The dose prescribed by the doctor takes into account a patient’s age, underlying cause of their impotence, and their kidney function.
When used to treat erectile dysfunction, patients are directed to take the drug once per day, 30 minutes to one hour before their planned sexual activity. The effects of the drug will take longer to kick in if it is taken with food.
One in ten patients will experience the common side effects of Viagra. Side effects include the development of a rash, diarrhoea and an increased susceptibility to urinary tract infections.
A less common side effect is abnormal vision. This includes blurred vision, a sensitivity to light, and/or a blue-green tinge to the patient’s vision called cyanopsia. Higher doses increase the chance of a patient experiencing abnormal vision.
Unusual alternative uses
Other than its approved medical uses, Viagra has also been shown to have alternative applications. For example, researchers have shown adding Viagra to the water of cut flowers makes them last longer.
When they gave just one milligram of Viagra to the flowers they were found to stand up straight for a week longer than flowers that were given ordinary water – a doubling in the flower’s shelf life.
Viagra is one of the most counterfeited medicines in the world. Because of its wide appeal many patients attempt to buy it without a prescription. Viagra can be bought from online auction sites, internet pharmacies and even bricks-and-mortar retail stores.
There are numerous risks in taking counterfeit Viagra. Fake tablets can contain no Viagra or too much Viagra. There have also been reports that counterfeit tablets have contained blue printer ink – to give them that genuine Viagra look – illegal drugs like amphetamines, and other unrelated drugs like the antibiotic metronidazole.

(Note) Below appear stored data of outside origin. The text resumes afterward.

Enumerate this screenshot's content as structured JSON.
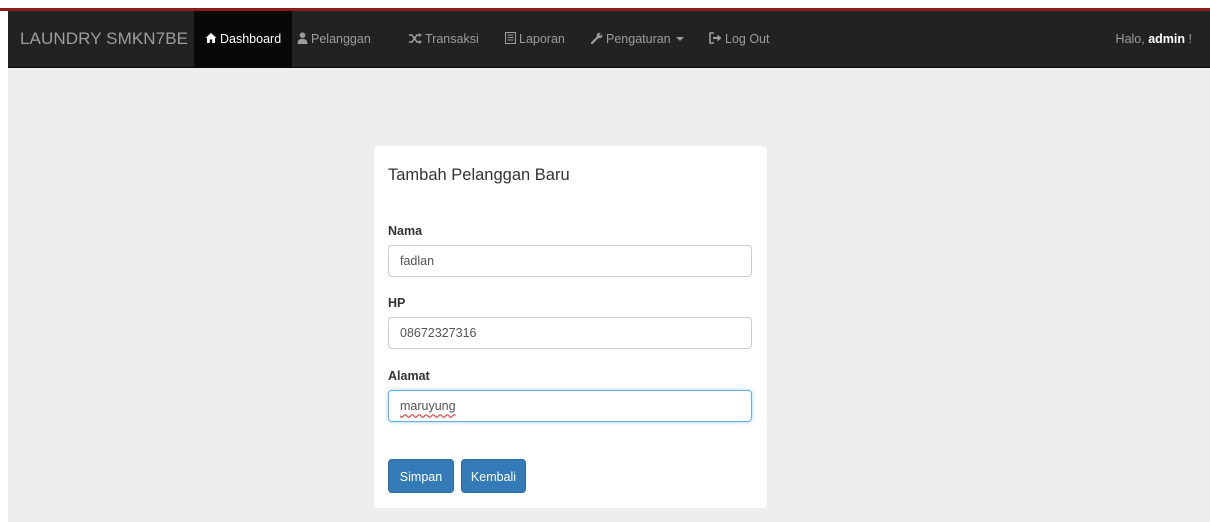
{
  "navbar": {
    "brand": "LAUNDRY SMKN7BE",
    "items": [
      {
        "label": "Dashboard",
        "icon": "home-icon",
        "glyph": "🏠",
        "active": true
      },
      {
        "label": "Pelanggan",
        "icon": "user-icon",
        "glyph": "👤",
        "active": false
      },
      {
        "label": "Transaksi",
        "icon": "random-icon",
        "glyph": "⤨",
        "active": false
      },
      {
        "label": "Laporan",
        "icon": "list-icon",
        "glyph": "▤",
        "active": false
      },
      {
        "label": "Pengaturan",
        "icon": "wrench-icon",
        "glyph": "🔧",
        "active": false,
        "dropdown": true
      },
      {
        "label": "Log Out",
        "icon": "logout-icon",
        "glyph": "⮕",
        "active": false
      }
    ],
    "greeting_prefix": "Halo,",
    "greeting_user": "admin",
    "greeting_suffix": "!"
  },
  "form": {
    "title": "Tambah Pelanggan Baru",
    "nama_label": "Nama",
    "nama_value": "fadlan",
    "hp_label": "HP",
    "hp_value": "08672327316",
    "alamat_label": "Alamat",
    "alamat_value": "maruyung",
    "save_label": "Simpan",
    "back_label": "Kembali"
  },
  "colors": {
    "navbar_bg": "#222222",
    "active_bg": "#080808",
    "primary": "#337ab7",
    "accent_top": "#8b1d1d"
  }
}
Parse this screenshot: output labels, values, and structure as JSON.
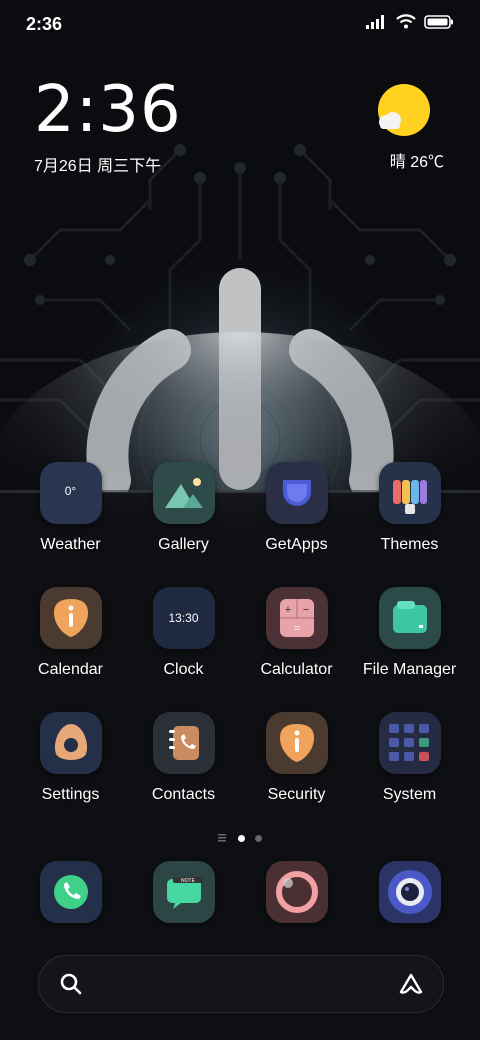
{
  "status_bar": {
    "time": "2:36"
  },
  "clock_widget": {
    "time": "2:36",
    "date": "7月26日 周三下午"
  },
  "weather_widget": {
    "text": "晴 26℃"
  },
  "apps": [
    {
      "label": "Weather",
      "icon_text": "0°"
    },
    {
      "label": "Gallery"
    },
    {
      "label": "GetApps"
    },
    {
      "label": "Themes"
    },
    {
      "label": "Calendar"
    },
    {
      "label": "Clock",
      "icon_text": "13:30"
    },
    {
      "label": "Calculator"
    },
    {
      "label": "File Manager"
    },
    {
      "label": "Settings"
    },
    {
      "label": "Contacts"
    },
    {
      "label": "Security"
    },
    {
      "label": "System"
    }
  ],
  "dock": [
    "phone-icon",
    "messaging-icon",
    "browser-icon",
    "camera-icon"
  ],
  "colors": {
    "accent_orange": "#f0a35a",
    "accent_green": "#46d8a2",
    "sun_yellow": "#ffd21f"
  }
}
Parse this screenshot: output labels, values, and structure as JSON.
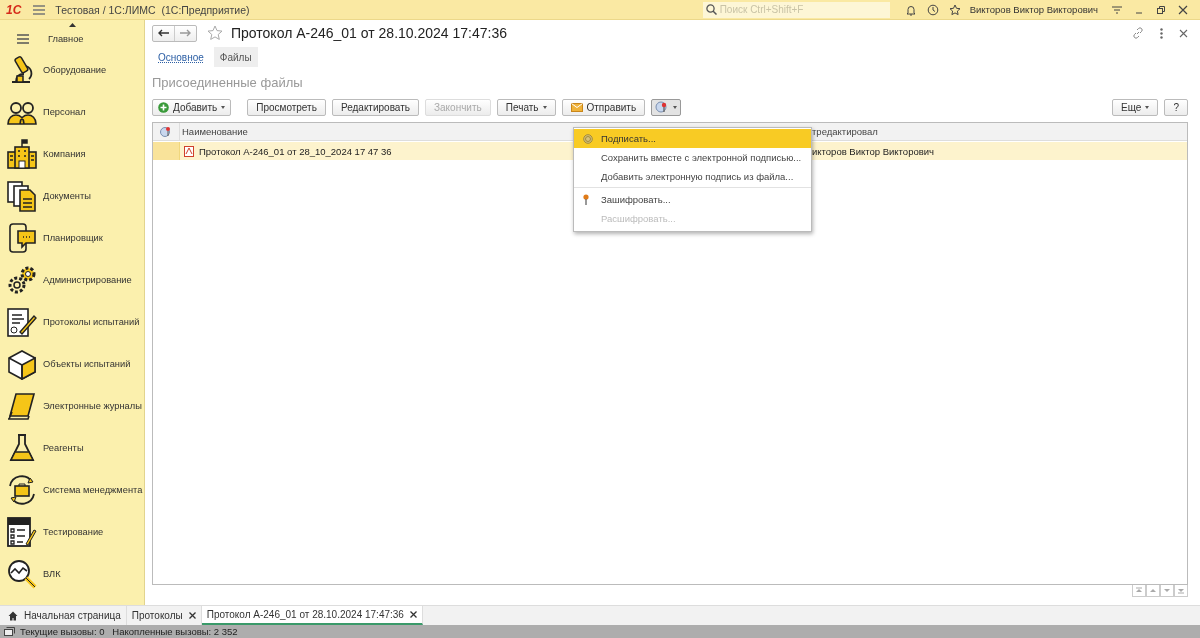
{
  "top_bar": {
    "logo": "1С",
    "title": "Тестовая / 1С:ЛИМС  (1С:Предприятие)",
    "search": {
      "placeholder": "Поиск Ctrl+Shift+F"
    },
    "user": "Викторов Виктор Викторович"
  },
  "sidebar": {
    "items": [
      {
        "label": "Главное",
        "selected": false
      },
      {
        "label": "Оборудование",
        "selected": false
      },
      {
        "label": "Персонал",
        "selected": false
      },
      {
        "label": "Компания",
        "selected": false
      },
      {
        "label": "Документы",
        "selected": false
      },
      {
        "label": "Планировщик",
        "selected": false
      },
      {
        "label": "Администрирование",
        "selected": false
      },
      {
        "label": "Протоколы испытаний",
        "selected": false
      },
      {
        "label": "Объекты испытаний",
        "selected": false
      },
      {
        "label": "Электронные журналы",
        "selected": false
      },
      {
        "label": "Реагенты",
        "selected": false
      },
      {
        "label": "Система менеджмента",
        "selected": false
      },
      {
        "label": "Тестирование",
        "selected": false
      },
      {
        "label": "ВЛК",
        "selected": false
      }
    ]
  },
  "form": {
    "title": "Протокол А-246_01 от 28.10.2024 17:47:36",
    "tabs": [
      {
        "label": "Основное",
        "selected": false
      },
      {
        "label": "Файлы",
        "selected": true
      }
    ],
    "section_title": "Присоединенные файлы",
    "toolbar": [
      {
        "kind": "add",
        "label": "Добавить",
        "dropdown": true,
        "disabled": false
      },
      {
        "kind": "plain",
        "label": "Просмотреть",
        "dropdown": false,
        "disabled": false
      },
      {
        "kind": "plain",
        "label": "Редактировать",
        "dropdown": false,
        "disabled": false
      },
      {
        "kind": "plain",
        "label": "Закончить",
        "dropdown": false,
        "disabled": true
      },
      {
        "kind": "plain",
        "label": "Печать",
        "dropdown": true,
        "disabled": false
      },
      {
        "kind": "send",
        "label": "Отправить",
        "dropdown": false,
        "disabled": false
      },
      {
        "kind": "signature",
        "dropdown": true,
        "disabled": false,
        "pressed": true
      }
    ],
    "more_button": "Еще",
    "help_button": "?",
    "table": {
      "columns": [
        "Наименование",
        "тредактировал"
      ],
      "rows": [
        {
          "name": "Протокол А-246_01 от 28_10_2024 17 47 36",
          "editor": "икторов Виктор Викторович",
          "selected": true
        }
      ]
    },
    "menu": [
      {
        "kind": "item",
        "label": "Подписать...",
        "icon": true,
        "selected": true,
        "disabled": false
      },
      {
        "kind": "item",
        "label": "Сохранить вместе с электронной подписью...",
        "icon": false,
        "selected": false,
        "disabled": false
      },
      {
        "kind": "item",
        "label": "Добавить электронную подпись из файла...",
        "icon": false,
        "selected": false,
        "disabled": false
      },
      {
        "kind": "separator"
      },
      {
        "kind": "item",
        "label": "Зашифровать...",
        "icon": true,
        "selected": false,
        "disabled": false
      },
      {
        "kind": "item",
        "label": "Расшифровать...",
        "icon": false,
        "selected": false,
        "disabled": true
      }
    ]
  },
  "open_tabs": [
    {
      "label": "Начальная страница",
      "home": true,
      "closable": false,
      "selected": false
    },
    {
      "label": "Протоколы",
      "home": false,
      "closable": true,
      "selected": false
    },
    {
      "label": "Протокол А-246_01 от 28.10.2024 17:47:36",
      "home": false,
      "closable": true,
      "selected": true
    }
  ],
  "status_bar": "Текущие вызовы: 0   Накопленные вызовы: 2 352"
}
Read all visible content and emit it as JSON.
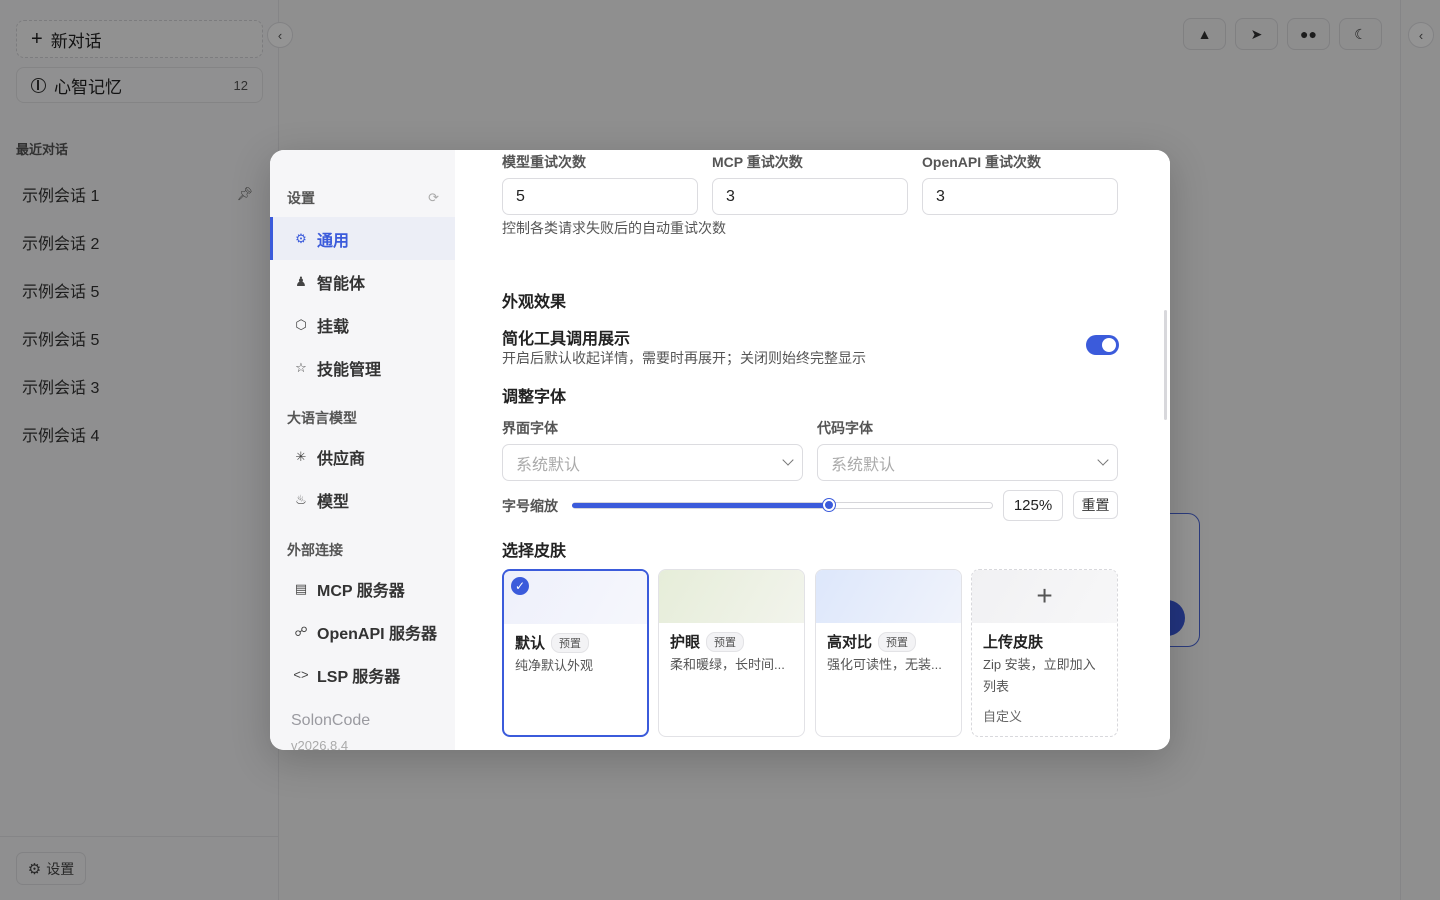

The best way to ensure you are not buying counterfeit Viagra is to have a trusted pharmacist fill your script in-store. For those patients who need to have their Viagra script filled over the internet, there are some ways to check whether the medicine you have been supplied is fake.
Look for the writing stamped into the tablets. Does it look crisp and sharp or does it have an out-of-focus look? Also, check their colour consistency; you are looking to see if there are regions that are a darker or lighter blue than the rest of the tablet.
Next, look to see if the tablets feel smooth. Rough or pitted tablets are a sign of fake medicines.
Viagra is supplied in packs of four. If your strip has more than four tablets, it’s counterfeit.
And, finally, Viagra is supplied only as solid tablets. Your tablets are counterfeit if you have been supplied soft tablets, gel tablets or chewable tablets.
If you suspect you have been provided counterfeit tablets, take them to your local pharmacist for checking and disposal.
For the treatment of erectile dysfunction, Viagra comes in three doses (25, 50 and 100 milligrams) with four tablets per packet. The cost to the patient is the same regardless of the dose at $6.20 per packet.
The Australian Pharmaceutical Benefits Scheme subsidises the drug; the cost to the government is between $54 to $82 per packet depending on the brand. Patients can expect to pay more if they buy Viagra over the internet.